Sometime before 1842, when the Ordnance Survey first mapped this part of Mid Cork at the six-inch scale, someone had incorporated a kiln for burning limestone into the western earthwork of what was already a very old enclosure. A lime kiln is a simple industrial structure, typically a stone-lined pit or furnace used to convert limestone into quicklime for agricultural spreading or mortar, and the fact that one was built directly into this ringfort's bank tells you something about how the site was regarded by then: as a convenient source of ready-made stonework, rather than as anything to be preserved.

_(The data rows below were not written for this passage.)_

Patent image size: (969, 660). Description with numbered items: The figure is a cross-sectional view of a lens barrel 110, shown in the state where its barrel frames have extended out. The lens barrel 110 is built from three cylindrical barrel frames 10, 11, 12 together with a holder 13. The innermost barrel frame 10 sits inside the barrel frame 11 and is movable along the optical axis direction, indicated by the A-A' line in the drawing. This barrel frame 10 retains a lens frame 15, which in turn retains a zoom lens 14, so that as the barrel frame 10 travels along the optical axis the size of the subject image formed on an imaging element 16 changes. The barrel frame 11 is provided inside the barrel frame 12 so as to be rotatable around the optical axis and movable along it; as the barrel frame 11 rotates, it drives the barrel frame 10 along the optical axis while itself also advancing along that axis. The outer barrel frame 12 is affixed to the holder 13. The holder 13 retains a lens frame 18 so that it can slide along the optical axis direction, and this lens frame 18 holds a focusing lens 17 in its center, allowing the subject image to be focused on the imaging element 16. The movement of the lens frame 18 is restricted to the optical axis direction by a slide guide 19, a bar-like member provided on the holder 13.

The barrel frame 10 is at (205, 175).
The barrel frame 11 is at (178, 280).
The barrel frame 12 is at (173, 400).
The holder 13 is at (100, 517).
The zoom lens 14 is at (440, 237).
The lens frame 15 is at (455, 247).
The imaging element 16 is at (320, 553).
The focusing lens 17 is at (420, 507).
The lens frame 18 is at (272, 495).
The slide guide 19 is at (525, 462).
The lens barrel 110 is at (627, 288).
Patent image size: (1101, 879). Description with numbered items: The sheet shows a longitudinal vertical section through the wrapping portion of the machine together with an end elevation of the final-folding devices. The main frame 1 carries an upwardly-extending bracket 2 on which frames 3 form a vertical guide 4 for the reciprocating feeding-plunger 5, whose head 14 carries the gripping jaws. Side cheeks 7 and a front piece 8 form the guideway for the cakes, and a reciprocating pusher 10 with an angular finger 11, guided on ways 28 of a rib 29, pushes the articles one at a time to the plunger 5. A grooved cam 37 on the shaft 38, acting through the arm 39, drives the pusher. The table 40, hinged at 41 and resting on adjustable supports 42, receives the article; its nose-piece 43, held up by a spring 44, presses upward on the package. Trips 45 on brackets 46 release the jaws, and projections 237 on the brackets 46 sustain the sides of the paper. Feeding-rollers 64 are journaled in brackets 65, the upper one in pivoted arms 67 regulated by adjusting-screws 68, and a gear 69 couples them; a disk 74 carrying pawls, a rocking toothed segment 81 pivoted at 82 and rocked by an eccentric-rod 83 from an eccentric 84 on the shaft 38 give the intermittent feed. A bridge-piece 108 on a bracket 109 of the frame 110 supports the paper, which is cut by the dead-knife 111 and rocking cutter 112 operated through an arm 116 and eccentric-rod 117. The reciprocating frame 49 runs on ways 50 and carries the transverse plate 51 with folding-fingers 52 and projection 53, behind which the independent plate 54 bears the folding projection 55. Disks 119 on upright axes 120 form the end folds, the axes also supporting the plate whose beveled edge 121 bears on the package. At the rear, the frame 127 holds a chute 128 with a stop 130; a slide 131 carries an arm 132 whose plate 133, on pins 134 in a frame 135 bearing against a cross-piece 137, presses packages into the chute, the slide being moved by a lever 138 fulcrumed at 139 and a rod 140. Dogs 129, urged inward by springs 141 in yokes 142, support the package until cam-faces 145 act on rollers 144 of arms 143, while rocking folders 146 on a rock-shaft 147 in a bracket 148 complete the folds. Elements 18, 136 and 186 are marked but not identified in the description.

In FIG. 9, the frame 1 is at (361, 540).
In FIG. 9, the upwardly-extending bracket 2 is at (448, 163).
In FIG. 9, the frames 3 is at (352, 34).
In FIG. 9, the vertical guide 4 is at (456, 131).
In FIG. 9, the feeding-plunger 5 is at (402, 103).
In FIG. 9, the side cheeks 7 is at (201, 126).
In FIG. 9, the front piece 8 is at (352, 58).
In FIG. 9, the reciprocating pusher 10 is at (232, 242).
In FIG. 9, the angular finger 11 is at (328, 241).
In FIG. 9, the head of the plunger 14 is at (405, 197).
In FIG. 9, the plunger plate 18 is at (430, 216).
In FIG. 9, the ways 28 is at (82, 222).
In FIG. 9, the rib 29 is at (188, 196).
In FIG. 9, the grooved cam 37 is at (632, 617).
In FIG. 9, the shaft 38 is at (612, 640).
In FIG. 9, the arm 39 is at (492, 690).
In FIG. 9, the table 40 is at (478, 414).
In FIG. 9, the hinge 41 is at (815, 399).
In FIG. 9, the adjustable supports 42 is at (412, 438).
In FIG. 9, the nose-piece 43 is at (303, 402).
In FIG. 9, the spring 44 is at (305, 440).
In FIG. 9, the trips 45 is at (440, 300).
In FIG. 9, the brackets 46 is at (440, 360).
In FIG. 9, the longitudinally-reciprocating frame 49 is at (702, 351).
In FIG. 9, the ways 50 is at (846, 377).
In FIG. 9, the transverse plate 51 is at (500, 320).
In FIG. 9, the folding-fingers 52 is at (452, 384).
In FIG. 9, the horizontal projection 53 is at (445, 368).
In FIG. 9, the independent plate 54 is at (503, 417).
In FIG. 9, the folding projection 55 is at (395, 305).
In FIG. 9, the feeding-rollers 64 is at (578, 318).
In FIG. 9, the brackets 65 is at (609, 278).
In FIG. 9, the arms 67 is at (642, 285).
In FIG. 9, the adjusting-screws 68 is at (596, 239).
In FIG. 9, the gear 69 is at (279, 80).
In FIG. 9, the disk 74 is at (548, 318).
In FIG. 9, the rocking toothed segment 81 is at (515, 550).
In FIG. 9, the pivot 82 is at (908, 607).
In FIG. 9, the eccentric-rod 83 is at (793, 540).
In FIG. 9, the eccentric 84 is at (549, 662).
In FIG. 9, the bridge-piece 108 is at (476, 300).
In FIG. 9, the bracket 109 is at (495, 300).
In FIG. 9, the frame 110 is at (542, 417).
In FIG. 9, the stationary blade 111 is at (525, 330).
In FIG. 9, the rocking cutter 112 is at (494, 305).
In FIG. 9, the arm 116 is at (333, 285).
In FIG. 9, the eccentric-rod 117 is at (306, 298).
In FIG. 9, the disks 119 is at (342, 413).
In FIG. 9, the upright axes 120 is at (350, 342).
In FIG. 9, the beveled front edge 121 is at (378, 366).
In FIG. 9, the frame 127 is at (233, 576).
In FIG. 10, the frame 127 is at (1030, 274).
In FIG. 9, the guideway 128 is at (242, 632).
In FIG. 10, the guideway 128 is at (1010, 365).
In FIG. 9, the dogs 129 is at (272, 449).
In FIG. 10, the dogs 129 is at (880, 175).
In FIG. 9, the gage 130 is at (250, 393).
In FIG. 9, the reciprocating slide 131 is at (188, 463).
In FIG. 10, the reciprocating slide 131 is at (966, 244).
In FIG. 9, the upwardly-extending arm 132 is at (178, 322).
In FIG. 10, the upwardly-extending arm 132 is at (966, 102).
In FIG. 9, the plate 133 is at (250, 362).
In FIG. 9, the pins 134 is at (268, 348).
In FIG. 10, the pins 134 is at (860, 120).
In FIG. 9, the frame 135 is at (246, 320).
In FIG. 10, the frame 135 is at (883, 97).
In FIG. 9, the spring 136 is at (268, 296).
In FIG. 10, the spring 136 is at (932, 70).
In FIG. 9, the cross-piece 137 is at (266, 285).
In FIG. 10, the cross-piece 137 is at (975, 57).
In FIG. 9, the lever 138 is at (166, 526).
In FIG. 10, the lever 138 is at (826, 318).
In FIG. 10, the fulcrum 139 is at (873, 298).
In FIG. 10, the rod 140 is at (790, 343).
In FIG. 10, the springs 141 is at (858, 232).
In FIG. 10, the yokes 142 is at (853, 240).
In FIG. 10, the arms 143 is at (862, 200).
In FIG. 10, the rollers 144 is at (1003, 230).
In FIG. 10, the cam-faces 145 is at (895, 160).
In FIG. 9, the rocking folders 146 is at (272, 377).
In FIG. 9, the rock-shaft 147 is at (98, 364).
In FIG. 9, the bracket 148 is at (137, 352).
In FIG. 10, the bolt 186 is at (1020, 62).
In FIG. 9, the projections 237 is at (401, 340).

The ringfort itself, known in Irish archaeology as a rath, is a type of enclosed farmstead characteristic of early medieval Ireland, roughly the fifth to twelfth centuries. Occupants would have lived and farmed within a circular earthen bank, and at Ballymorisheen the enclosure was originally bivallate, meaning it had two concentric banks rather than one. By 1904 the Ordnance Survey was still depicting it as a hachured circular enclosure roughly fifty metres in diameter, but the site has since been levelled. What survives today is a shallow circular platform, measuring approximately 55.5 metres north to south and 53 metres east to west, with a low rise reaching no more than 1.2 metres on the northern, eastern, and southern sides. The external fosse, the defensive ditch that once ran outside the bank, is still faintly legible as a shallow depression to the north and south-west, most visible where it meets a field boundary on the western side. A low rise beyond the fosse to the north may represent a counterscarp, the outer edge of that ditch, or possibly the remnant of the second bank that once made this a double-ringed enclosure.